それでは具体的にどのような「身体の共有」ができるのでしょうか



例えば一緒に掃除をする、食事をする、早起きをする、トイレに行く、お風呂に入る、などをすれば一番よいのですが、まさか国会前でみながこれをするわけにはいきません。思想や文化的背景を超えて、いつでも、だれでも、どこでも、みんなができる行動を探っていきました。結果、「何もしない」に辿り着きました。

「何もしない」とは「個人の考え」をできるだけ少なくしていくことです。それでもそこにあるナニカ。立っていればバランスをとっています。坐っていても、寝ていたとしても呼吸をしていますし、内蔵や不随意筋は常に動いています。これらの意志を介さない行動は「個人の考え」に邪魔されることがないだけに、言葉では説明できない「共有」をもたらします。

身体的共有を前提にお互いが「個人の考え」を公開し、何が違うのか相手を(説得よりもまず)理解しようとする「プロセス」を共有することで、これまで考えても考えても、戦争以外結論がでなかった不毛な議論の歴史に終止符を打ち、共生につながる智慧のある議論にシフトできると考えます。

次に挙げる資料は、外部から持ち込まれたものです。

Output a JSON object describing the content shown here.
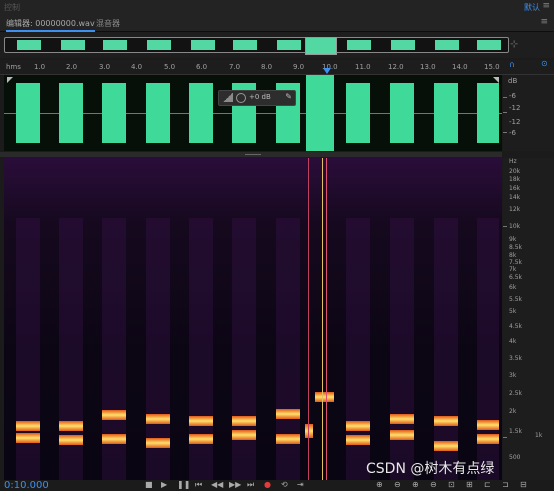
{
  "topbar": {
    "left_text": "控制",
    "workspace": "默认",
    "menu_icon": "menu-icon"
  },
  "tabs": [
    {
      "label": "编辑器: 00000000.wav",
      "close": "≡"
    },
    {
      "label": "混音器"
    }
  ],
  "ruler": {
    "unit": "hms",
    "ticks": [
      "1.0",
      "2.0",
      "3.0",
      "4.0",
      "5.0",
      "6.0",
      "7.0",
      "8.0",
      "9.0",
      "10.0",
      "11.0",
      "12.0",
      "13.0",
      "14.0",
      "15.0"
    ]
  },
  "hud": {
    "gain": "+0 dB"
  },
  "db_scale": {
    "unit": "dB",
    "labels": [
      "-6",
      "-12",
      "-12",
      "-6"
    ]
  },
  "hz_scale": {
    "unit": "Hz",
    "labels": [
      "20k",
      "18k",
      "16k",
      "14k",
      "12k",
      "10k",
      "9k",
      "8.5k",
      "8k",
      "7.5k",
      "7k",
      "6.5k",
      "6k",
      "5.5k",
      "5k",
      "4.5k",
      "4k",
      "3.5k",
      "3k",
      "2.5k",
      "2k",
      "1.5k",
      "1k",
      "500"
    ]
  },
  "transport": {
    "time": "0:10.000",
    "buttons": [
      "stop-icon",
      "play-icon",
      "pause-icon",
      "skip-start-icon",
      "rewind-icon",
      "fast-forward-icon",
      "skip-end-icon",
      "record-icon",
      "loop-icon",
      "skip-selection-icon"
    ]
  },
  "watermark": "CSDN @树木有点绿",
  "colors": {
    "waveform": "#3fd99a",
    "accent": "#3d8ff0",
    "playhead": "#e0c060"
  }
}
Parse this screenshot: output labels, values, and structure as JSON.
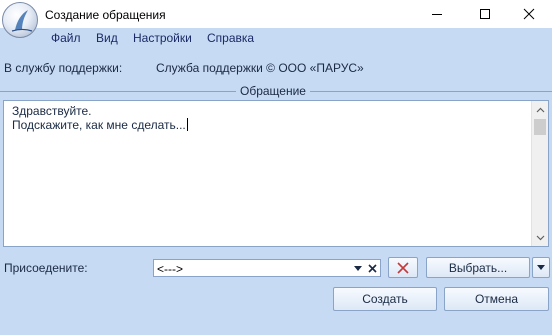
{
  "window": {
    "title": "Создание обращения",
    "controls": [
      "minimize-icon",
      "maximize-icon",
      "close-icon"
    ]
  },
  "menu": {
    "items": [
      "Файл",
      "Вид",
      "Настройки",
      "Справка"
    ]
  },
  "support": {
    "label": "В службу поддержки:",
    "value": "Служба поддержки © ООО «ПАРУС»"
  },
  "message": {
    "legend": "Обращение",
    "line1": "Здравствуйте.",
    "line2": "Подскажите, как мне сделать..."
  },
  "attach": {
    "label": "Присоедените:",
    "value": "<--->",
    "choose_label": "Выбрать..."
  },
  "actions": {
    "create_label": "Создать",
    "cancel_label": "Отмена"
  },
  "colors": {
    "window_bg": "#c7daf3",
    "border": "#8aa4c8",
    "delete_icon": "#c43a3a"
  }
}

以上、僕が「ただ、何もしない」ことについて理由、期待できる影響を40分で一気に綴ってみました。
よい質問をありがとうございます!冗長な説明になりましたが、とりいそぎ、答えになっていれば幸いです。

どうぞよろしゅう

星覚九拝




追記

慣れないものが自分の考えを、万人に伝わるように言葉で論理的に説明しようとするとどういうことになるか。とてもよくわかりました(肚と繋がらないのです。肚とつながる活動は響きが違う)。

書いている間、背骨は不自然に湾曲し、骨盤は締め上げられ、太腿は緊張し、肩は張り、顎は固まり、呼吸は喉までを浅く出入りします。慣れるとこれができて、それが楽にさえ感じてしまうのですが、実は大変な緊張を自分に強いていたことに20歳まで気がつきませんでした(僕の場合は、です。これが身体的負担を伴わずにサラッとできてしまう人も結構います。向き不向きがあるのでしょう)。

これだけの苦労をして文字にしたところで、前の記事に登場した東京の知人にいわせれば「共通の言語がないため陳腐になってしまった結論」になることは容易に想像ができます。

西暦は2000年を過ぎました。

「この緊張や思考の労苦から、そろそろ別のベクトルを探してもいいんじゃないか」

そんな想いも、今、「何もしない」を呼びかけた大きな理由のひとつです。
最後までお読み頂きありがとうございました。